Added to the bill was a decrease in the public investment by $105 million, presumably putting that added financial contribution on the Vikings, who have already committed $427 million to a new stadium on the site of the Metrodome. The Vikings have said in the past they wouldn’t increase their contribution. The City of Minneapolis committed to a $150 million investment and the bill negotiated with Gov. Mark Dayton had called for the state’s contribution to be $398 million.

“I believe it eliminates some of the barriers on both sides of the aisle,” Rep. Pat Garafolo said before his amendment passed 97-31.

“There is a limit to how much we can squeeze. … I just want to caution you that while I understand the motivation here, if we squeeze too much, we may end up not having a deal. This team has to be profitable,” said Rep. Morrie Lanning, author of the bill.
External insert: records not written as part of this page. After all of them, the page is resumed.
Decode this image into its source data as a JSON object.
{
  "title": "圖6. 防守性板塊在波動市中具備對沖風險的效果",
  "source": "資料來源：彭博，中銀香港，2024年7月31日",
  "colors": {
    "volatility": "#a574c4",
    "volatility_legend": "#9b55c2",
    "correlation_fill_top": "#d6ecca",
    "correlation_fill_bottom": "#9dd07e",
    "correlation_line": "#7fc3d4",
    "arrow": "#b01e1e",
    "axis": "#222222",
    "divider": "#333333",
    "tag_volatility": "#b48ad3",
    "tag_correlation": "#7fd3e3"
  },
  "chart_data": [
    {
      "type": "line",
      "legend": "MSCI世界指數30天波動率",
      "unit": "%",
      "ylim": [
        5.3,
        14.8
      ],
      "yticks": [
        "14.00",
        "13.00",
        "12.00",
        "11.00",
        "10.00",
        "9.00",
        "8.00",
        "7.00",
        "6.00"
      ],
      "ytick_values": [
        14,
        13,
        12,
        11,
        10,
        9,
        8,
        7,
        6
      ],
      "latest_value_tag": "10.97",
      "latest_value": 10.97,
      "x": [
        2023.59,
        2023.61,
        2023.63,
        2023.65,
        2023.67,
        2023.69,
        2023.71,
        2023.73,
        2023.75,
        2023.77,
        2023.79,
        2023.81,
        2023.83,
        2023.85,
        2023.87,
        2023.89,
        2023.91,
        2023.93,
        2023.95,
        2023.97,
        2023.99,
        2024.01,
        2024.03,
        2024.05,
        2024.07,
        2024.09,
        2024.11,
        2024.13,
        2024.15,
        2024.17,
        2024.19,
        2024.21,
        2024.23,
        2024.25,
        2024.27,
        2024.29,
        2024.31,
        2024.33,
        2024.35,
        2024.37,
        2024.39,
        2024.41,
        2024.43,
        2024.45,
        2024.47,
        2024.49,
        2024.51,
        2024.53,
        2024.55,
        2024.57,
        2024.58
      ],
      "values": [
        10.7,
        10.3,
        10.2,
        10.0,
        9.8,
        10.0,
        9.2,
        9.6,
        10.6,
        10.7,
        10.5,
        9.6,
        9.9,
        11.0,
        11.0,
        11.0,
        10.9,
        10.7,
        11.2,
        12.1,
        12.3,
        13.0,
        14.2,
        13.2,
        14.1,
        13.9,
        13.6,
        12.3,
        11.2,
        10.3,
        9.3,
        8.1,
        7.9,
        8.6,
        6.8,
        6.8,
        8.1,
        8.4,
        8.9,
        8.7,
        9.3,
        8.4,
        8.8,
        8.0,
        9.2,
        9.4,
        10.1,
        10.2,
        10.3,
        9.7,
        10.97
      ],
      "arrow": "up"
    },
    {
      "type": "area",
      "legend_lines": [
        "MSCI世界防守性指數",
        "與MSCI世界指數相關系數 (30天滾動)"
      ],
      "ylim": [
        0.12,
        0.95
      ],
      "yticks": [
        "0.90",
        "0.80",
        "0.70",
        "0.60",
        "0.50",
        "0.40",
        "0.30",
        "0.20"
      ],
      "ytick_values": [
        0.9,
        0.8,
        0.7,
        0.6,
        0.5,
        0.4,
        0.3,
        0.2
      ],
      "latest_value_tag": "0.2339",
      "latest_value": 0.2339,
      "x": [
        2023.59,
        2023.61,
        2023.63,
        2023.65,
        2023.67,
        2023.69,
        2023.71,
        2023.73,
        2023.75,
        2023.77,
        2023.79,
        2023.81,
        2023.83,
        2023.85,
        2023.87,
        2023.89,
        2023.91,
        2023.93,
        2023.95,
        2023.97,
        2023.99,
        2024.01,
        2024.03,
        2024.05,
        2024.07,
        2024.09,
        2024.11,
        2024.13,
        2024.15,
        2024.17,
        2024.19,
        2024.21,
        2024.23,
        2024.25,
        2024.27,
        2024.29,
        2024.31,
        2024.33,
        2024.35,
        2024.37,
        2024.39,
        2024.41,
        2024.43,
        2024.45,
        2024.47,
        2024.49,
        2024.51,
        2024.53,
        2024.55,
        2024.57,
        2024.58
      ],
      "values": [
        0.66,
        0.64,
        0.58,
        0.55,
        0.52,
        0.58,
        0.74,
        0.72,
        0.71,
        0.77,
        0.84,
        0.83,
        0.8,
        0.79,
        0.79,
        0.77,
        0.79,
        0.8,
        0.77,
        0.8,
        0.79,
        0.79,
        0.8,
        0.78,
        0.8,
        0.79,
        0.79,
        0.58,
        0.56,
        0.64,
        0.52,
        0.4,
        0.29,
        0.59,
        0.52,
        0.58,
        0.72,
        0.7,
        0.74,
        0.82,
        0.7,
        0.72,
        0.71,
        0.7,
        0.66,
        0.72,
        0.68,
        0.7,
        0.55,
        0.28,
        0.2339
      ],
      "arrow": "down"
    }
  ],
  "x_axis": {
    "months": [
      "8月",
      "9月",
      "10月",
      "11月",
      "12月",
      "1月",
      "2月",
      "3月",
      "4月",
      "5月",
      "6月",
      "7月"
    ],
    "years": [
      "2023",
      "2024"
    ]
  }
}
The $975 million stadium is expected to create 13,000 jobs and the Vikings' lease at the Metrodome has expired, although the team has already committed to play in the Metrodome for the 2012 season.

The new stadium would regularly hold 65,000 fans and be expandable to 72,000 seats to host a Super Bowl. I would increase the square footage of the current stadium from 600,000 square feet to 1.5 million square feet.

“The Metrodome no longer stands up to the level of quality that Minnesota is known for,” Lanning said shortly before the vote was taken.

The Senate will take up its stadium bill Tuesday morning.

Supporters and detractors of the bill in the House regularly pointed out concerns with the funding mechanisms – an increase in charitable gambling to include electronic pull tabs – and hoped to elicit a bigger contribution from Vikings owner Zygi Wilf, but they admitted that may not happen.

“If there were a way to keep the Vikings here and have the Wilfs pay 100 percent of the stadium cost … but they simply won’t be paying 100 percent of the stadium,” Rep. Terry Morrow (DFL-St. Peter) said. “I firmly believe the Vikings will leave Minnesota in the next couple of years if we do not pass this bill.”

If the Vikings would leave, the community would lose $26 million per year in income tax revenue from the Vikings and would lose $800 million in revenue over the course of 30 years, supporters argued.